Bioanalytical method development and pharmacokinetics of MCI-92, a sigma-1 receptor ligand

•A UPLC-MS/MS bioanalytical method for the quantification of MCI-92 was developed.•The method was validated in mouse plasma and brain following FDA guidelines.•The validated method was applied to the analysis of pharmacokinetic study samples. Sigma-1 receptors are found throughout the nervous system and play a role in regulating nociception. They are highly expressed in nerve injury, making them a potential target for the treatment of neuropathic pain. Although sigma-1 receptor antagonists have been shown to have anti-nociceptive and anti-allodynic effects, improved selectivity of these ligands is needed to further investigate their potential to treat neuropathic pain. MCI-92 is a novel, selective sigma-1 receptor ligand developed to address this need. A sensitive and rapid ultra-performance liquid chromatography tandem mass spectrometry (UPLC-MS/MS) method was developed and validated for the quantification of MCI-92 in mouse plasma and brain homogenate. A structural analog of the analyte, MCI-147, was used as the internal standard (IS). The chromatographic separation was achieved on an Acquity UPLC BEH C18 column using a mobile phase consisting of water acidified with 0.1 % v/v formic acid and acetonitrile with gradient elution over 3.2 min.

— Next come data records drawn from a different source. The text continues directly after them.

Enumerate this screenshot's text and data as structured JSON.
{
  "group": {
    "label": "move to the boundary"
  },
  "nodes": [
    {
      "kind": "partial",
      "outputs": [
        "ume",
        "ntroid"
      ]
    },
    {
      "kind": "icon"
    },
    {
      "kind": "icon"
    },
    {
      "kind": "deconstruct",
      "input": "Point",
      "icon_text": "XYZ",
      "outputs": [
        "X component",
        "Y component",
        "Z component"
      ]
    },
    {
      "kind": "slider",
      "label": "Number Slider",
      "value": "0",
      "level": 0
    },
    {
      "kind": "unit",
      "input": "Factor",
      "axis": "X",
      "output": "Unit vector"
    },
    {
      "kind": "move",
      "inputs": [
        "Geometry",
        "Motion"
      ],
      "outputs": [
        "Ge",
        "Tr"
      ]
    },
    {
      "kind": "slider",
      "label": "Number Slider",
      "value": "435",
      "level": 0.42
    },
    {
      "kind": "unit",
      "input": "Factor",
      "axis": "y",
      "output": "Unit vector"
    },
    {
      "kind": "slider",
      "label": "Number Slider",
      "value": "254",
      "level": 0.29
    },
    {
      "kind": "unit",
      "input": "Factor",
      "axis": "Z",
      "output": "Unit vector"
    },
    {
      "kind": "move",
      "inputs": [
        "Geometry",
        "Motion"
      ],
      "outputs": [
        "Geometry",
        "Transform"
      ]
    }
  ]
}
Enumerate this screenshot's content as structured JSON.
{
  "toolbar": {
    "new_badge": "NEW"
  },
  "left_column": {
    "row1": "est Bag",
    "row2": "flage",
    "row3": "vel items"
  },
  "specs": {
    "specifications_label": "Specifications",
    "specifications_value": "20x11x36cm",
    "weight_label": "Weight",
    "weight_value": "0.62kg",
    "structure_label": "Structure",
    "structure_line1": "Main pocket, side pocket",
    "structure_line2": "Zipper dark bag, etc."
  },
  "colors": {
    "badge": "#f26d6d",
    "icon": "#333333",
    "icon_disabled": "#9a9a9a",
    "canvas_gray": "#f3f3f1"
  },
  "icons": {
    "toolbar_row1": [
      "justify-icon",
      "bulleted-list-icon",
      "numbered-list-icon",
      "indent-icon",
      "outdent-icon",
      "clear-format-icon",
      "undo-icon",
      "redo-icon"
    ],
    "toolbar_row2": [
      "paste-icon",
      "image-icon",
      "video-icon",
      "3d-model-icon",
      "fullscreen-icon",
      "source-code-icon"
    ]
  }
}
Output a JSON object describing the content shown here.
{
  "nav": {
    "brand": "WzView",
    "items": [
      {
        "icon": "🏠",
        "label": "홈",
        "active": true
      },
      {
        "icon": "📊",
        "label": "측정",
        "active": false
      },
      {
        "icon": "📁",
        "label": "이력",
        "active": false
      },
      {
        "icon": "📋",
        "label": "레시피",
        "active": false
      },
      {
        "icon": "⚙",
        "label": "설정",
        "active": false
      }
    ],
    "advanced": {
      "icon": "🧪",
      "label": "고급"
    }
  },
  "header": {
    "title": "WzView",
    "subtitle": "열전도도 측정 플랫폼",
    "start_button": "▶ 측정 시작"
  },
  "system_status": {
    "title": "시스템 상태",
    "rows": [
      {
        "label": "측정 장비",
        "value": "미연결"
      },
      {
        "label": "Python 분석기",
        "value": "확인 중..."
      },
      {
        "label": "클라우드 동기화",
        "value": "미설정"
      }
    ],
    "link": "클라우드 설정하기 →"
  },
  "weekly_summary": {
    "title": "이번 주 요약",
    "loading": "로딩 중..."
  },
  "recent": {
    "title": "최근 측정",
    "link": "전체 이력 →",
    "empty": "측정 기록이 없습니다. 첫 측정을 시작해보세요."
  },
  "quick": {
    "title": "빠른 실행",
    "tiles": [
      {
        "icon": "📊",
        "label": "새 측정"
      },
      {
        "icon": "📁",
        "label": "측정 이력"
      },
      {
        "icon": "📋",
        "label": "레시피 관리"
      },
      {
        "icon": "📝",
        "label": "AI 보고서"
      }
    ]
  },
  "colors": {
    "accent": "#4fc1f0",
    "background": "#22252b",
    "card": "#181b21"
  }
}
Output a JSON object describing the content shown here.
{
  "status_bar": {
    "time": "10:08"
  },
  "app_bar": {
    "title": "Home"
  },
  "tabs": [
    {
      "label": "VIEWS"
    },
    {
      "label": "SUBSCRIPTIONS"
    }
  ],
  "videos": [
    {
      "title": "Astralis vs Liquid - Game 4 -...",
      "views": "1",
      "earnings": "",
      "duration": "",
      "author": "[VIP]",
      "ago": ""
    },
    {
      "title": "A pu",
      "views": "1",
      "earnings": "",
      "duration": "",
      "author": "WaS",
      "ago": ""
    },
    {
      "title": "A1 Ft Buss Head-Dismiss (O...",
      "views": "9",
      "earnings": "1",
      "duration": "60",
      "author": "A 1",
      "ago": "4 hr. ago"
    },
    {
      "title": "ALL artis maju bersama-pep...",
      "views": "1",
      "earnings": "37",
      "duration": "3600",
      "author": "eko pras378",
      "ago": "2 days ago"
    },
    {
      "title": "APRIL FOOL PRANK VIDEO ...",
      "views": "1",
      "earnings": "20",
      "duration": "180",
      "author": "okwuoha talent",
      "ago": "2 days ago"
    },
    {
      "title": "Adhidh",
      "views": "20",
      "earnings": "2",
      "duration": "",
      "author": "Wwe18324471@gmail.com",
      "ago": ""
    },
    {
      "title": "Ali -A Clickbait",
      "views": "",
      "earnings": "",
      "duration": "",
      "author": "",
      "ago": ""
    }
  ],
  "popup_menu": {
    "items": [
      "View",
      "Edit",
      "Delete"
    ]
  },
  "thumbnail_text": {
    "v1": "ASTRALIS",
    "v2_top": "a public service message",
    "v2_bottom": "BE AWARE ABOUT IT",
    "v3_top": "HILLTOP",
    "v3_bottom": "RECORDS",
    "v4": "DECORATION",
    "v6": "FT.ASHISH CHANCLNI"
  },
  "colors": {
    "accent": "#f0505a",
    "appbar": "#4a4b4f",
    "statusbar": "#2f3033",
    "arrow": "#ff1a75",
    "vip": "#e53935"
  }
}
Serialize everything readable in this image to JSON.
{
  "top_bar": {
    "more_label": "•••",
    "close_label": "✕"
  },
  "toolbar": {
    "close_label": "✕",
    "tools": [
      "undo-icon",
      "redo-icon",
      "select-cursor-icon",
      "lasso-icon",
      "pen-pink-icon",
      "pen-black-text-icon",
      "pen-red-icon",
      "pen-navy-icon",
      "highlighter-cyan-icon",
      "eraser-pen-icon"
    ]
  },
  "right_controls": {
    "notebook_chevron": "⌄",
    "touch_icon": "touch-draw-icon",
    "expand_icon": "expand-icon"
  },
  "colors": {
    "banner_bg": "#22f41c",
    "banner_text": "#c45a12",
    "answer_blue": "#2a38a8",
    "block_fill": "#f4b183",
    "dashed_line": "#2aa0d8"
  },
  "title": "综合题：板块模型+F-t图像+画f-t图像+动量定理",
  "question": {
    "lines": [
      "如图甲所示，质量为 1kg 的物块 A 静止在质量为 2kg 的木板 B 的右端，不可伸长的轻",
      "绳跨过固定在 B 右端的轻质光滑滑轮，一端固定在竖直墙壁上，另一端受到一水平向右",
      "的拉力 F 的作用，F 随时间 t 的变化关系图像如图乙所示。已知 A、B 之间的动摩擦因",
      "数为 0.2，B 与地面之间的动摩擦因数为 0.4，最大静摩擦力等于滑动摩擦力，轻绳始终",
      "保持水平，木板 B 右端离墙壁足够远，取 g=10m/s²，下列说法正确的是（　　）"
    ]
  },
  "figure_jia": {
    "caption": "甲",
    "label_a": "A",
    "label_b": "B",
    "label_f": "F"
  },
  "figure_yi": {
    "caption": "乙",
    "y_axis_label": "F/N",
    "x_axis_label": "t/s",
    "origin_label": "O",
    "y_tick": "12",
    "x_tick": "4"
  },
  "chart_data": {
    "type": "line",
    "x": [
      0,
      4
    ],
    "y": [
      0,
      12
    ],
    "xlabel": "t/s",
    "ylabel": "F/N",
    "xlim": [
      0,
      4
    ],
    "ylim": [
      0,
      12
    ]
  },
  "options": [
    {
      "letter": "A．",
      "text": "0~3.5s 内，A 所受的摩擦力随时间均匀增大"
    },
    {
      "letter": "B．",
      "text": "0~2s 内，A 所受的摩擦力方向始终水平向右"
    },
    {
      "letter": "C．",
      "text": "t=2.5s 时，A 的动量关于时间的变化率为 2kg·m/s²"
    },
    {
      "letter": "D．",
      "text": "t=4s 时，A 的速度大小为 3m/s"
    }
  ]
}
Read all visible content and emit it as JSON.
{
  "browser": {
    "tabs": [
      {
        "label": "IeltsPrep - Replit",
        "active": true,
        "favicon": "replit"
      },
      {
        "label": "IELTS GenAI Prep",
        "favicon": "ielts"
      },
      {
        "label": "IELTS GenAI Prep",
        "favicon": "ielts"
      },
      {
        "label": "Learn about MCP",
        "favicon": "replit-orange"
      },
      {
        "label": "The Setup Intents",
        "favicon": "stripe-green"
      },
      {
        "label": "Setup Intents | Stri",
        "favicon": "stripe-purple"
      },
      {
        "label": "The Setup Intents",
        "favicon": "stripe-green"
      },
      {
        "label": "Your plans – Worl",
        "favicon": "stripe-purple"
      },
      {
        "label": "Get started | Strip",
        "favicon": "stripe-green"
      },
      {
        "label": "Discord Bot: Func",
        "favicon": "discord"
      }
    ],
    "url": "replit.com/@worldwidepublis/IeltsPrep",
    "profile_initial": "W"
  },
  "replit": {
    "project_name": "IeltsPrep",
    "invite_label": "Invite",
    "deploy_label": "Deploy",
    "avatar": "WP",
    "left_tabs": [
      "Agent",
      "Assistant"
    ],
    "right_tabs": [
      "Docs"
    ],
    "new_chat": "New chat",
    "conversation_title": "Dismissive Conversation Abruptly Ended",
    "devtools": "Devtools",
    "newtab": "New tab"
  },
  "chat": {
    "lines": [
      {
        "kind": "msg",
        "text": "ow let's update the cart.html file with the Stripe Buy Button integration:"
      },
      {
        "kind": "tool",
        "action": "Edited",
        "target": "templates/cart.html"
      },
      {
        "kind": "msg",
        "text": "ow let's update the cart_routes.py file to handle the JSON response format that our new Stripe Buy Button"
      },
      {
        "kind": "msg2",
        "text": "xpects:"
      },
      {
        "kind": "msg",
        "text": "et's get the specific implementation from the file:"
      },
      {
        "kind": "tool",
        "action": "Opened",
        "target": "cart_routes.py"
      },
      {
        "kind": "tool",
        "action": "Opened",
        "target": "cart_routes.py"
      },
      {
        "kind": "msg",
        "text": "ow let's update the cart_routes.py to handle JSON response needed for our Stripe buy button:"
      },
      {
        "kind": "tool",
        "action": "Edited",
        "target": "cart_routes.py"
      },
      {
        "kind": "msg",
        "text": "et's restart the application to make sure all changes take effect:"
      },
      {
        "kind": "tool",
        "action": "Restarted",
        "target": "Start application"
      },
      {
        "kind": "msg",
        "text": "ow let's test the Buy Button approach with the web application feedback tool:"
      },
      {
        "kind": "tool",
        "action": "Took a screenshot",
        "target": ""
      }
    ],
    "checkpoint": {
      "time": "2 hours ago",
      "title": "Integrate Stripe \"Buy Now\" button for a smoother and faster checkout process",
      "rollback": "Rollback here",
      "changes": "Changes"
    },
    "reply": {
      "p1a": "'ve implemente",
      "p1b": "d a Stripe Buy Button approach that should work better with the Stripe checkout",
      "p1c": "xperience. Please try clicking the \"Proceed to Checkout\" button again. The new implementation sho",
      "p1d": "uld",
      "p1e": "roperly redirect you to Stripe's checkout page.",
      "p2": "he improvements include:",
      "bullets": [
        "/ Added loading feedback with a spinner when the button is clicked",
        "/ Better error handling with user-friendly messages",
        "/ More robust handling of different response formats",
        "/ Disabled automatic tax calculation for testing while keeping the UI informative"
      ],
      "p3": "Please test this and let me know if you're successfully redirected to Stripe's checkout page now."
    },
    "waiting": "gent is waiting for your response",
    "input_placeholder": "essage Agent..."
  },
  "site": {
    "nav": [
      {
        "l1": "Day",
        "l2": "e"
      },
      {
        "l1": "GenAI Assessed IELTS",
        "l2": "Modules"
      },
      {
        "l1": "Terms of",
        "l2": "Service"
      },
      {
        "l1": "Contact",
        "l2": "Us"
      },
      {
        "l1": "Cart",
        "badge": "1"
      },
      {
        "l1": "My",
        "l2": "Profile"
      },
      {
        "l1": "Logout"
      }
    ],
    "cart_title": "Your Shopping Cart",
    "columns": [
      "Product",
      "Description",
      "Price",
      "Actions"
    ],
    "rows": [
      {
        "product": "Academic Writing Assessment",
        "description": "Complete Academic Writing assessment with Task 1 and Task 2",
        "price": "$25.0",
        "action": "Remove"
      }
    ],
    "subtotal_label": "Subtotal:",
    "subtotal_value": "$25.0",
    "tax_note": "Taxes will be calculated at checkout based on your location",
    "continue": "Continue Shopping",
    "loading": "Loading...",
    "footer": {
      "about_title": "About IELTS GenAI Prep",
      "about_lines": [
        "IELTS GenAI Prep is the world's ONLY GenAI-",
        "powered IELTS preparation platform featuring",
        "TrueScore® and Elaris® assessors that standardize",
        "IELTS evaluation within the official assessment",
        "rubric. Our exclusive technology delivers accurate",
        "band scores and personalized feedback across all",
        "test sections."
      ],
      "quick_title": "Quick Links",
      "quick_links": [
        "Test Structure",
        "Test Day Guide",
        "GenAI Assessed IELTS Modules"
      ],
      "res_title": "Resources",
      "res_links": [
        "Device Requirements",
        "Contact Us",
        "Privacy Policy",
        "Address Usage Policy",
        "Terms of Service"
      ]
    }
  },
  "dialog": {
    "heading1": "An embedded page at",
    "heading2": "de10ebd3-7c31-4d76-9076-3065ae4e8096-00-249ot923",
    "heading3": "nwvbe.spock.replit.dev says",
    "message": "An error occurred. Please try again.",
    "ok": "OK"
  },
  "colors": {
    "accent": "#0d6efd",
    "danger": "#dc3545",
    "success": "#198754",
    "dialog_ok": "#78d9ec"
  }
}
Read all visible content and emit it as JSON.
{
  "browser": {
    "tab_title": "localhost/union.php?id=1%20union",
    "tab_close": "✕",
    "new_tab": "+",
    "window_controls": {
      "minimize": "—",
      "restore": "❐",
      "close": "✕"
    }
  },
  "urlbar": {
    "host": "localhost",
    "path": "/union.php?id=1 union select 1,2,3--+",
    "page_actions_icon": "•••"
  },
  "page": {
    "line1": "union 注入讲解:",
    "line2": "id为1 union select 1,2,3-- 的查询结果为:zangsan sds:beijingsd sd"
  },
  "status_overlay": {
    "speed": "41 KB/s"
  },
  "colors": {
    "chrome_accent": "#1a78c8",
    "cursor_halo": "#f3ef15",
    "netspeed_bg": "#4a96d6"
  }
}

The method was linear over a concentration range of 1−200 ng/mL. Multiple reaction monitoring in the positive ionization mode was used for the mass spectrometric quantitation using m/z transitions 369.2 > 126.0 for MCI-92 and 448.9 > 350.1 for the IS. The method was successfully applied to the analysis of plasma and brain samples obtained in the course of oral and intravenous pharmacokinetic studies in CD-1 mice. MCI-92 showed a high volume of distribution (11.3 ± 0.6 L/kg) and rapid clearance (6.1 ± 0.8 L/h/kg) from systemic circulation. The concentration of the MCI-92 was higher in the brain than in plasma throughout all terminal time points, indicating high blood-to-brain partitioning and slow brain clearance.